Back to you and the universe for a moment, to that tangle of strings that connect us all to some all-powerful entity. Some consider this entity a god, others don’t, but in any case there is some checklist for consciousness that the universe has laid out, and we, as humans and animals and plants and all the other weird living things on the planet, fit all the criteria for it. Consciousness is knowing, thinking, feeling, and it is none of these things at the same time. Our brain is really the only candidate to answer the question of what is responsible for it. Some might argue that it is little more than a careful choreography of chemical communications, and maybe it seems that way, but how well can that explain our shared reality as human beings? Are we all just stuck in our own universe making up things we think could happen? What about history, then, and everything that came before us, is that all just our brains picking and choosing the correct chemical compounds to create certain chaos? Or are our realities based on the realities of individuals long gone who we now share a reality-space with the memories of? And if that’s true, then how come we don’t have those memories? What is the point of making a connection that doesn’t connect anything, two entities in space time who don’t know the other is there, stuck in a universe all their own that they will forever drift within?
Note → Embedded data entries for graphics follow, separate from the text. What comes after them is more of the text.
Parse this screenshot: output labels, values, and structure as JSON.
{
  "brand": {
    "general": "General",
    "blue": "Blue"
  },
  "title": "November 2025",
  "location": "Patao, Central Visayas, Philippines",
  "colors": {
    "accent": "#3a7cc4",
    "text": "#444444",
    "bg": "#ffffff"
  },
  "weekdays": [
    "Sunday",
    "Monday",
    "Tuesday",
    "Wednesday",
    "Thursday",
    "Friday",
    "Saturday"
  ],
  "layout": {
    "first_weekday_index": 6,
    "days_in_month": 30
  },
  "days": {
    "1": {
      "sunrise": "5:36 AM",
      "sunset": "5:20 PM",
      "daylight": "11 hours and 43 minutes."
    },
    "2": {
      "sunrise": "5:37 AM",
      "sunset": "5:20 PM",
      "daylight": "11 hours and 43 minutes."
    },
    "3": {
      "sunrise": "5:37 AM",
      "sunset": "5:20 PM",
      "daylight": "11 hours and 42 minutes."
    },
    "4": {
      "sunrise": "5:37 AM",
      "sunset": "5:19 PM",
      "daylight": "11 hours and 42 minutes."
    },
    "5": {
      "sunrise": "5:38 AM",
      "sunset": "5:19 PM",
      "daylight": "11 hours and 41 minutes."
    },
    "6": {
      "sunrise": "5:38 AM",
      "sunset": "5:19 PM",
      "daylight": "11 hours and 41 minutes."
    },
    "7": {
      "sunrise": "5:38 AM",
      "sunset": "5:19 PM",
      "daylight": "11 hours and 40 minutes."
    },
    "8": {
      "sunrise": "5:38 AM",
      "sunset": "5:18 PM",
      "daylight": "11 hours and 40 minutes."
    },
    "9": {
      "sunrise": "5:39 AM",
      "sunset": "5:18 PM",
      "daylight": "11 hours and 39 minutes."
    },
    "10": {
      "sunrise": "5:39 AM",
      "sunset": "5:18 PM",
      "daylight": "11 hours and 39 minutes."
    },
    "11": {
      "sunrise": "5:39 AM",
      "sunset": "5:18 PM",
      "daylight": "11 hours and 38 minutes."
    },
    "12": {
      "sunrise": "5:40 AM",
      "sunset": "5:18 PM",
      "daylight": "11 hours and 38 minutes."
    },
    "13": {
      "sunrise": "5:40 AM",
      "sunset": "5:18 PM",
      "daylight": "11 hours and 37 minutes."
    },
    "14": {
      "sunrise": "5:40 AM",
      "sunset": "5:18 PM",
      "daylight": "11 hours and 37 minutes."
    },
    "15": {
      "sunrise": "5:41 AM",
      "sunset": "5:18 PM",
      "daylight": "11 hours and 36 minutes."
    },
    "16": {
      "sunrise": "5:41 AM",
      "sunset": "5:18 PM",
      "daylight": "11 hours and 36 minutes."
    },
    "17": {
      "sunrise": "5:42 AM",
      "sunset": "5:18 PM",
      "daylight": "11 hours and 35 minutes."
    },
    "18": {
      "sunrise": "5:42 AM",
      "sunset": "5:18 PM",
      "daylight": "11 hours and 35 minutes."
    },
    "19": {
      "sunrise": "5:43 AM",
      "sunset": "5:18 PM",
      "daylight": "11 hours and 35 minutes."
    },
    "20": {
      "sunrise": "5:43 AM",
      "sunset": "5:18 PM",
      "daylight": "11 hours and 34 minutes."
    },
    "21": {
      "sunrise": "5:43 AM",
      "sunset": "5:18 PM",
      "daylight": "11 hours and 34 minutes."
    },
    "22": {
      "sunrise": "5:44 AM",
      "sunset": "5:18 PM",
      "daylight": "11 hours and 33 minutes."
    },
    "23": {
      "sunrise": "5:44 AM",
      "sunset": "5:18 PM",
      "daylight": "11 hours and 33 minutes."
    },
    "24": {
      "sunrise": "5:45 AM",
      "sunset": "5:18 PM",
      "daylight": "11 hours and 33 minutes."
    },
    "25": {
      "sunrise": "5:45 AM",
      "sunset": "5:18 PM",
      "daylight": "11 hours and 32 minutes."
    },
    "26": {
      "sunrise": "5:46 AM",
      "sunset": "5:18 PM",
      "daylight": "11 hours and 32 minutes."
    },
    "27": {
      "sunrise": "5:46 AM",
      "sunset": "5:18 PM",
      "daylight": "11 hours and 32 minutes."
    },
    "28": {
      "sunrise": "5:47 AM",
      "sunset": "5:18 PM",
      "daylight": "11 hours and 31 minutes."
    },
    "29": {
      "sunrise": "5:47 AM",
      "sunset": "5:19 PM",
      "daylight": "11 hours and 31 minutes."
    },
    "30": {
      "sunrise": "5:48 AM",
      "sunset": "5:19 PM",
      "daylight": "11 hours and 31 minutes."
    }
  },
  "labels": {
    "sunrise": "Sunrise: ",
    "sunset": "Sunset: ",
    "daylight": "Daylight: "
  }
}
Maybe that’s a bit too theoretical, but you get the point. Maybe this universe is only of your own. How are you supposed to know? Then again maybe the realness of other human beings is enough to destroy this theory from the start, at least in the eyes of the general populace. To each their own. 

As it’s been said, it is easy to feel like the sole living thing on the planet when you are awake long before the general population. But perhaps there is an exception for anyone who gets used to it, whether for work or maybe for school or so that you look like a productive individual or just because you like to. Maybe the secret to not being so lonely in a lonely place is to turn loneliness into habit. If you’re always lonely, after all, who’s to say that it will really mean anything after enough time spent in the same environment? Yet humans are not built for solitude- we are social creatures, and so this idea that loneliness can fade entirely doesn’t hold in reality. There will always be some sort of nagging feeling in the back of your head, telling you to speak to others, even if you think you hate it, because we, as homo sapiens sapiens, were always more likely to survive in groups rather than alone back when we first evolved and started to change the world around us. We didn’t form cities for nothing, friendship was created on purpose, and love was and still is the matriarch of our early existence as a species- we grew to love each other in relationships, and love our cities for their safety, and love our kings for their divine right to rule, and love the planet for how it brings us together to our final destination, death. 

And as we wander closer and closer to an unavoidable fate, for now, that is, our love for life only grows. 

Describing the early morning, the physical aspects, is easy. Describing the feeling is not. Like chocolate, it is something that you have to experience to fully enjoy. Not to say you should skimp on sleep- rest early, wake early. Try it, even just once, and then you’ll understand what it means to feel alone yet accompanied at the same time, on a morning when you wake up too early in the eyes of the uninitiated.